Friday, September 26, 2003 Up and Down A fucked up few weeks hit their low point on Tuesday: an exhausting, faffy, frustrating, scream-inducing day at work. Got home in a foul mood, exhausted, missing some one I wished was there to tell how shit it all was and basically cried myself to sleep.
But that explosion seemed to clear my sytem out ... Wednesday was a weird fun day that left me with a huge smile on my face.
Had a biz lunch at work so no jeans, t-shirt and chain ... had to wear a suit. So a day of "Job interview?" jokes, accusations of "selling out to management". Did I get any one saying "You really suit being dressed in a suit" ... did I hell!
The lunch was with a bunch of Japanese execs. Lots of bowing, painfully polite small talk, swapping business cards, all conversation going through interpreters even though they spoke (and we KNEW they spoke, and THEY knew we knew they spoke) better English than their interpreters. Utterly bizarre. But managed to get through it without bursting out laughing or telling my favourite after-dinner jokes. But I was biting my tongue so much, it hurt.
After a few more "class traitor" jokes (hell, I hadn't polished my DMs, for gawd's sake!!!) , headed for town. Barcode has had a really bad idea of selling cocktail shots for £1. Ran into a bunch of mates by chance, and we hit the drinks menu ... after a tequila, something (dunno what) with strawberry liqueur in it, and a Long Slow Comfortable Sofa against the Wall etc etc staggered home.
Had got a free lunch in a foreign language, had been chatting all night feeling so out of place suited-and-booted in Barcode, met mates I hadn't chatted to in ages and even managed to talk to someone I had been convinced for ages was a total arsehole and turned out not to be.
"One sees a picture, reads an anecdote, starts a casual fancy, and thinks to tell it to this person in preference to every other - the person is gone whom it would have particularly suited. It won't do for another." 3:02 AM
Monday, September 22, 2003 Dib Dib Dib Me and work mates have been working our proverbials off on a new project at work for the last three months. Only problem is as soon as we show we can get over one set of new hurdles, the powers that be reckon "Oh they managed that, we can try something else now!"and slap another new "good idea" on us.
For an arch-capitalist organisation we seem awfuly addicted to Trotsky's permanent revolution.

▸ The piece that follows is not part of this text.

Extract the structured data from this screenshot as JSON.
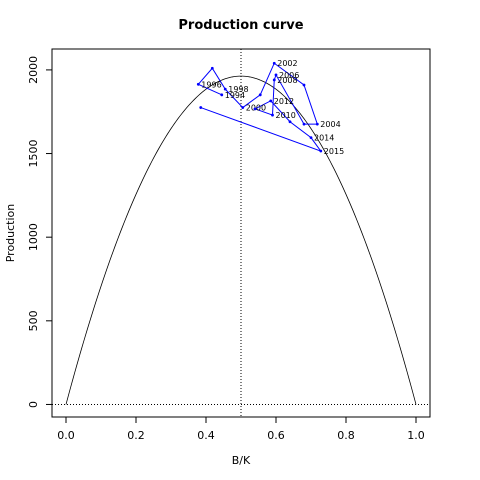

And in return ... pay rise? Yeah right! Time off? Do me a favour! In return for wrecking our nerves and social lives we officially have BROWNIE POINTS!!
So what exactly is the exchange rate for a brownie point? How many to the pound? Are they rising against the euro? If you get enough can you get some luncheon vouchers? Can you even tot them up like a schoolboy's gold stars? Personally I'm hoping for a wood craft badge, or something for rubbing two boy scouts together to start a fire or sumfink. Unfortunately, doubt we'd even get a complimentary Starbucks coffee with them. What we have effectively got is a pat on the back from our betters.
Brownie points? Puh-lease! I only even managed one day in the cubs, for gawd's sake ... though maybe the brownies might have suited me more ... Gin Gan Gooley Gooley Golley ... I'm writhing along on the chest of a slave and the cum is in my eye.
I'm gonna start calling my desk head my Sixer and the editor can be Akela and I shall be wearing a woggle to work in future.